Uma das informações levantadas pelos pesquisadores é que os transtornos mentais tendem a persistir por um período mais longo em atletas em comparação com a população em geral. Enquanto a faixa etária de pico para problemas do tipo na população é tipicamente entre 15 e 25 anos, para atletas, ela se estende de 15 a 30 anos. Esse período prolongado de sofrimento mental sugere que as demandas dos esportes de alto rendimento contribuem para um sofrimento psicológico crônico e duradouro.

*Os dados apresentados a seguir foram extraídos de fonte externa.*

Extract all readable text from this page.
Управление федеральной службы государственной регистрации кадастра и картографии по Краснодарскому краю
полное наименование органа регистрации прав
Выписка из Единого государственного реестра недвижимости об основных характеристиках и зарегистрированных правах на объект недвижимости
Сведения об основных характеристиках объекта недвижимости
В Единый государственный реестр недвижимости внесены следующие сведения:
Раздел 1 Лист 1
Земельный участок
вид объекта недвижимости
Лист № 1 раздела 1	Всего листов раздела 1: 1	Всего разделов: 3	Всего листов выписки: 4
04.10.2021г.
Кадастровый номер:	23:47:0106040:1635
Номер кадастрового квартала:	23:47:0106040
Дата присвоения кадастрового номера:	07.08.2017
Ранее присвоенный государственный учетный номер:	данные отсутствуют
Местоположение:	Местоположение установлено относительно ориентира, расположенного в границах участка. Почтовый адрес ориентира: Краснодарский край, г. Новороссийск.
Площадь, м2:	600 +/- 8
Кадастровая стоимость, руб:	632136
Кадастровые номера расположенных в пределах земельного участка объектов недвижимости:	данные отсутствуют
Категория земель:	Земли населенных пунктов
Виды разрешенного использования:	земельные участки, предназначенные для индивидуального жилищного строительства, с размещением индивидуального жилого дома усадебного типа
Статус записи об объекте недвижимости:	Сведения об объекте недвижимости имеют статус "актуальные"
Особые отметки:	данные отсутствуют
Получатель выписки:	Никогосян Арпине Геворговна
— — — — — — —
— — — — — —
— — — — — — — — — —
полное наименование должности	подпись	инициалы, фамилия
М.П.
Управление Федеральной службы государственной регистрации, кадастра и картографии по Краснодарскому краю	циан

De forma geral, ainda há pouca pesquisa acerca do tema. No Brasil, em 2020, a Confederação Brasileira de Futebol (CBF) organizou um Webinar intitulado "Psicologia no Futebol em Tempos de Pandemia: Humanização VS Intervenção", que destacou as lutas mentais enfrentadas pelos jogadores de futebol.
Na ocasião, o Dr Alberto Filgueiras, coordenador do Laboratório de Neuropsicologia Cognitiva e Esportiva revelou dados que nos trazem um panorama abrangente e alarmante. As taxas de problemas relacionados à saúde mental são maiores entre atletas profissionais do que na sociedade em geral, assim exemplificados: transtornos depressivos (18% x 5%), transtornos de ansiedade (14% x 9%), abuso de drogas (21% x 4%) e transtornos alimentares (16% x 8%).
A rotina exigente de atletas de alto desempenho tem um papel fundamental em seus desafios para lidar com a mente. A pressão constante para alcançar resultados, lesões e o ciclo interminável de compromissos criam um ambiente estressante, crônico e de longo prazo. Esses atletas estão constantemente envolvidos em competições, treinos, jogos e viagens, deixando pouco tempo para a vida pessoal e para o autocuidado. O preço de um estilo de vida tão exaustivo é evidente nas estatísticas, revelando que os atletas não são tão saudáveis quanto sua imagem atlética pode sugerir.
Para lidar com esse problema, uma abordagem abrangente é essencial. As entidades e clubes esportivos devem priorizar o bem-estar mental ao lado da saúde física. É fundamental ter profissionais como psicólogos, psiquiatras e médicos do esporte envolvidos no atendimento aos atletas. Esses profissionais devem estar atentos para identificar os primeiros sinais de alterações, porque isso, além de afetar muito o desempenho, poderá trazer consequências extremamente negativas para a vida do esportista.
Os próprios atletas também devem reconhecer a importância da saúde mental e buscar apoio adequado. Assim como contratam fisioterapeutas e preparadores físicos particulares, eles também devem incluir profissionais de saúde mental em seu sistema de apoio pessoal. Esses especialistas podem fornecer orientação, ajudar na tomada de decisões e auxiliar nas demandas estressantes da vida diária. Além disso, podem auxiliar no planejamento de aposentadoria ou transição de carreira, garantindo uma mudança mais suave para uma nova fase da vida.
A prevalência de transtornos mentais entre atletas de alto rendimento não pode ser ignorada. As evidências apresentadas enfatizam a necessidade urgente de maior pesquisa, conscientização e apoio a esses indivíduos. O atleta é corpo, mas também é mente e alma.
*Eduardo Cillo é coordenador de psicologia esportiva do Comitê Olímpico do Brasil e pós-graduado em Saúde Mental no Esporte de Alto Rendimento pelo Comitê Olímpico Internacional.